Sigortalı bir işte çalışmak, bireyin sadece gelirini değil, aynı zamanda geleceğini de koruma altına alır. Emeklilik hakkı, sağlık hizmetlerine erişim, doğum borçlanması, işsizlik maaşı, iş kazası tazminatı, dul-yetim aylığı ve kıdem tazminatı gibi haklar yalnızca sigortalı çalışanlar için geçerlidir. Yani, sigorta kaydı olmayan bir işçi, bu haklardan mahrum kalır.

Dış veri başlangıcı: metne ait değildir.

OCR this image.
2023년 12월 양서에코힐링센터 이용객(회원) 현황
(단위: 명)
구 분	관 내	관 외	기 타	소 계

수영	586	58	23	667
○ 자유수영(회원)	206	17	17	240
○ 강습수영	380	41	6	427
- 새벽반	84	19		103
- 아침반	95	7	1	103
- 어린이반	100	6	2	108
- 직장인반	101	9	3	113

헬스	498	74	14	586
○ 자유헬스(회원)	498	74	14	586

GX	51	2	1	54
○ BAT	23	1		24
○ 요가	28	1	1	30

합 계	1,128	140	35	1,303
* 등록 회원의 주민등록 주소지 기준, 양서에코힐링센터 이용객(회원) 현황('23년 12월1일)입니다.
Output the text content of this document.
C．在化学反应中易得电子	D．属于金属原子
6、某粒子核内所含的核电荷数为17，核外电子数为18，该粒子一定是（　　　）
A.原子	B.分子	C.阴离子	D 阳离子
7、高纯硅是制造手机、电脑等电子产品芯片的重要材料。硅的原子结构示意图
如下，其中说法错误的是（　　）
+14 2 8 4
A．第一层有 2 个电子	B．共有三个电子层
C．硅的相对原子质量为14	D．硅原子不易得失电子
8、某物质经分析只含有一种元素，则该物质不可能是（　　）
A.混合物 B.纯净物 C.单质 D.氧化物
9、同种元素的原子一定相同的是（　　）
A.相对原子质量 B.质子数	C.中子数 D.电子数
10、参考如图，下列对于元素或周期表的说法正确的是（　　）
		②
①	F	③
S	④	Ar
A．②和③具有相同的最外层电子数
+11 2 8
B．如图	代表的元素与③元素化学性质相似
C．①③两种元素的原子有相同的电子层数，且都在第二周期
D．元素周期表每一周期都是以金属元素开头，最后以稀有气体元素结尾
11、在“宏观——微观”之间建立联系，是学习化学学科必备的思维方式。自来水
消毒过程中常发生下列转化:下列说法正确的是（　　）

Kayıt Dışı İstihdam Nedir?
Kayıt dışı istihdam; çalışanın Sosyal Güvenlik Kurumu’na (SGK) bildirilmemesi, sigorta primlerinin ödenmemesi, çalışma sürelerinin gizlenmesi veya eksik gösterilmesi gibi uygulamaların tümünü ifade eder. Bu durum genellikle düşük maaş, iş güvencesizliği ve emeklilik hakkından yoksun kalmakla sonuçlanır. Bazen bu durum işverenin bilerek uyguladığı bir politika olurken, bazen de çalışanların çaresizliklerinden kaynaklanan bir sessizlik halidir.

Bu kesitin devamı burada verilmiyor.